North Carolina Women Vote! plans other ads denouncing Tillis for opposing efforts to end gender discrimination in pay and for placing a set of stringent abortion restrictions onto an unrelated provision in a bill on improving motorcycle safety.
Female Voters Key
Winning female voters is crucial for Hagan because they are 53.7 percent of registered voters. In July, the Suffolk University/USA Today poll found that 52 percent of female voters supported Hagan compared to 34 percent of women who supported Tillis, giving her an overall two point lead. Tilles had a 14 point edge among men.

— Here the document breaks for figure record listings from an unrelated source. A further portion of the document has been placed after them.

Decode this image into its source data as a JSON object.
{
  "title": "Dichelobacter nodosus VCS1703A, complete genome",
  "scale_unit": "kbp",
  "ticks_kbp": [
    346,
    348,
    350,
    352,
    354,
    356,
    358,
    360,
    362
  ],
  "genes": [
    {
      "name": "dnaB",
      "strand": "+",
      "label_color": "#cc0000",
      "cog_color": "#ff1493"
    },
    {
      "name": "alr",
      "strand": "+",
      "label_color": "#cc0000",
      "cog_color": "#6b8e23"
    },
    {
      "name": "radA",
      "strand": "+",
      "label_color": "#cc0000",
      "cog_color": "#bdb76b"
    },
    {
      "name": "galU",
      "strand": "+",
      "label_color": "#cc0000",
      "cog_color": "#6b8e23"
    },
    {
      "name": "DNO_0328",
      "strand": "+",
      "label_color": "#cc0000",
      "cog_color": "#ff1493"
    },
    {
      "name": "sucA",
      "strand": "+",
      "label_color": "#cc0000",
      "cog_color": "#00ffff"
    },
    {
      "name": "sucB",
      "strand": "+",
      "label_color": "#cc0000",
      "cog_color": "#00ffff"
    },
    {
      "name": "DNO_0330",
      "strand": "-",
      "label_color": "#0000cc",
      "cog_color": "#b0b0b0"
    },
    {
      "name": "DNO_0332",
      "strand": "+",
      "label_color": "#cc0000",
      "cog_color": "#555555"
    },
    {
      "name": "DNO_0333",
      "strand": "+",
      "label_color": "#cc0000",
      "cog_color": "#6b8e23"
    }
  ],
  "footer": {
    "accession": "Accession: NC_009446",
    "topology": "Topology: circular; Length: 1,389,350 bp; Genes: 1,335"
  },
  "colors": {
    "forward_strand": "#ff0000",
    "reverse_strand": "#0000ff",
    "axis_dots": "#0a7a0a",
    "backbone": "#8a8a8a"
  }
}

To attract female voters, Hagan is highlighting her support for women’s reproductive rights, workplace fairness and policies to help children. In addition to opposing defunding preventive health programs of Planned Parenthood, Hagan voted for a bill that would have restored women’s access to contraception paid for by employers, a provision of the Affordable Care Act that the U.S. Supreme Court recently struck down.
A former banker and mother of three, Hagan also voted to raise the federal minimum wage from $7.25 to $10.10 an hour, which would have provided a raise for 600,000 women in North Carolina.
As chair of the Senate Subcommittee on Children and Family, Hagan pressed the U.S. Department of Education and Health and Human Services to issue guidelines to help health care providers and school personnel identify and treat victims of child trafficking. North Carolina ranks among the 10 top states in the U.S. in human trafficking.
Hagan is also counting on her position on the Armed Services Committee to help her attract voters. The defense industry contributes about $23 billion to the state economy each year, notes the North Carolina Department of Commerce. In 2012, Hagan fought to resume production of the F-35B Lighting II aircraft and helped Cherry Point, N.C., become a weapons readiness center for the Marines. Both efforts will bring new jobs and revenue to the state.
She also sponsored legislation to prevent cuts in the cost-of-living increases of military personnel, which are scheduled to take place in December 2015. A founding member of the military family caucus, she has championed continuing funding for a program that offers educational support for military spouses.
Sharon Johnson is a New York-based freelance writer.